The 2020 edition of the Michelin guide, the “gastronomy bible” that can make or break restaurant reputations, has been launched amid fresh controversy over a leak that revealed it had downgraded the oldest three-star restaurant in the world.

After a year in which the little red book’s ratings have been challenged in court, the loss of a coveted third star for the late chef Paul Bocuse’s Auberge du Pont de Collonges near Lyon sparked anger in the restaurant world.

Gwendal Poullennec, the head of the Michelin guide, defended the move by insisting stars were not “inherited” and “must be earned every year”.

“We obviously understand the emotion that the loss of a star can provoke, but there is no exceptional treatment,” he told Agence France-Presse.

Auberge du Pont de Collonges had held three stars since 1965.

The new guide, which received a relatively low-key launch in Paris, contains 3,439 restaurant listings in France and Monaco, 628 of them starred. New three-star ratings went to Christopher Coutanceau, who has a seafood restaurant in La Rochelle, Kei Kobayashi, the Japanese-born chef at Kei restaurant in Paris, and L’Oustau de Baumanière, a family restaurant at Les-baux-de-Provence that lost its third star in 1954.

There were 11 restaurants given two stars for the first time and 49 new one-star restaurants.

The star ranking for restaurants was introduced in 1931. One for “high quality” cooking, two for “excellent”, and three for “exceptional cuisine”.

Michelin’s turbulent last 12 months followed its downgrading of three of its three-star restaurants in the 2019 guide: Auberge de l’Ill in Alsace, which had boasted three stars for half a century, the Parisian restaurant l’Astrance and – most controversially – Marc Veyrat’s Alpine restaurant La Maison des Bois, which had been given a third star just a year previously.

Veyrat sued the guide after he said one of its inspectors made the “profoundly offensive” suggestion that he had used British cheese in a soufflé and demanded to see the inspector’s notes. He lost the case to Michelin, who called Veyrat a “narcissistic diva”.

The guide was started 120 years ago by the tyre company founders André and Édouard Michelin, who published a travel book to encourage motorists to explore more of France. The first run of 35,000 copies including maps, advice on changing tyres, a list of petrol stations, garages and hotels, quickly sold out and similar guides were produced for Belgium, Germany, Portugal and Spain.

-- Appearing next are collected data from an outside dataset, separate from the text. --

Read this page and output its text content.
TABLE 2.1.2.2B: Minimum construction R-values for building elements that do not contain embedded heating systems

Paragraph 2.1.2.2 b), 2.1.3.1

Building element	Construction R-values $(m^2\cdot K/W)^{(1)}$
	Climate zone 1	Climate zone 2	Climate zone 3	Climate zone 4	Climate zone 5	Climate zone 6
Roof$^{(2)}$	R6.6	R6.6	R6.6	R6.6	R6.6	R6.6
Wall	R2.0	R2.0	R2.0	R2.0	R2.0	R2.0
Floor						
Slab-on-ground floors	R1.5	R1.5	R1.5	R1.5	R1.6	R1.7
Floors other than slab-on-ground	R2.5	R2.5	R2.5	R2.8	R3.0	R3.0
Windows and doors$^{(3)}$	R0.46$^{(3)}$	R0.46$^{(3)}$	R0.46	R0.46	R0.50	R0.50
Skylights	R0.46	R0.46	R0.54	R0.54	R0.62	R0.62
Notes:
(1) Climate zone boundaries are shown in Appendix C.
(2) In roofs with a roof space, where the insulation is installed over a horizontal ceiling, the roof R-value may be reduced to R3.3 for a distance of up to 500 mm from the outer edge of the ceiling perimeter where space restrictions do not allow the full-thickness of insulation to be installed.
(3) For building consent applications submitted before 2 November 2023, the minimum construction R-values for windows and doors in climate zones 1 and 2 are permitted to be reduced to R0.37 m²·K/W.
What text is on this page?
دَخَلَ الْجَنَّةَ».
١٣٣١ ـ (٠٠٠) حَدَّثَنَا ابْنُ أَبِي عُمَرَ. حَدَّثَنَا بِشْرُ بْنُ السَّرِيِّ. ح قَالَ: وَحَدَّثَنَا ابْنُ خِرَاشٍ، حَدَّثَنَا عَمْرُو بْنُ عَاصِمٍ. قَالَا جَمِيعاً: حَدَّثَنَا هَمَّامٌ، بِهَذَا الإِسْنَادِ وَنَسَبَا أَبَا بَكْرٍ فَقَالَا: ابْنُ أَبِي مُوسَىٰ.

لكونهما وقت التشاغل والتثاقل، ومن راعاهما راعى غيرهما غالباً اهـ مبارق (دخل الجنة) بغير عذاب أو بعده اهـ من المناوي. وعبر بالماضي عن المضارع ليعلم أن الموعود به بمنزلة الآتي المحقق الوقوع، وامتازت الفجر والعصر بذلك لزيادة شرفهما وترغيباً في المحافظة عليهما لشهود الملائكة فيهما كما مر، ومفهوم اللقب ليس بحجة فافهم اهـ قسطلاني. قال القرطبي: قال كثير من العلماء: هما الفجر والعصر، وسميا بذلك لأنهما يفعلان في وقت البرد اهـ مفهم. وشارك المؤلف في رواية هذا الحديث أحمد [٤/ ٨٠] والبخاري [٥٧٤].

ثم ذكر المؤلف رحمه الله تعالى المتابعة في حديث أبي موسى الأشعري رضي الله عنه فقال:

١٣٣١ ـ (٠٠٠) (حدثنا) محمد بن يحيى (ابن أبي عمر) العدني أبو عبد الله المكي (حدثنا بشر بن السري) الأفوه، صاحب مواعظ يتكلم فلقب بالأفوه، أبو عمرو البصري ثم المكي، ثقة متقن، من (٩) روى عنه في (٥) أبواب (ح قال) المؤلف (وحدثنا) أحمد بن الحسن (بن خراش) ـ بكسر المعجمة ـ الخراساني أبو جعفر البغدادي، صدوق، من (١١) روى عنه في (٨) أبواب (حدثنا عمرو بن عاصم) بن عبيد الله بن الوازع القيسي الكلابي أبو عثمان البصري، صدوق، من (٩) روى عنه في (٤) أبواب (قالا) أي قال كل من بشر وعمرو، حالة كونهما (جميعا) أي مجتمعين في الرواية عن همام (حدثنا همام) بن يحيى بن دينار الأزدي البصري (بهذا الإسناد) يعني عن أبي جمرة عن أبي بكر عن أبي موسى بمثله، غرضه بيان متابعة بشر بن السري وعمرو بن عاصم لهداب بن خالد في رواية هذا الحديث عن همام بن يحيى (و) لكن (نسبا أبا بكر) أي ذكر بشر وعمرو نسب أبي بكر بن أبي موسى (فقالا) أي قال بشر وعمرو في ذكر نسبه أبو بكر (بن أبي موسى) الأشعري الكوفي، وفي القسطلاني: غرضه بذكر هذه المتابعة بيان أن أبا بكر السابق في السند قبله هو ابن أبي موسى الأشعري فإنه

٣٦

Today, of the 30,000 restaurants listed, only 130 have the highest three-star ranking but a handful of French restaurant owners have in recent years given up their three stars, saying the pressure and cost of maintaining top-level kitchens is too onerous.

For some it is literally a matter of life and death. In 2003, the celebrated three-star chef Bernard Loiseau shot himself after rumours his Burgundy restaurant was about to lose a star.

Critics also argue that fewer and fewer diners are willing to spend a fortune on a meal.

“Good gastronomy shines way outside our own borders. It is part of the art de vivre of which we are so proud,” Poullennec said at the launch. “Our inspectors regularly eat your dishes which gives our stars a real value.”

Since 2005, the Michelin guide has produced editions for New York, San Francisco, Las Vegas, Los Angeles and Tokyo, in English and Japanese. The company says more than 30m Michelin Guides have been sold worldwide.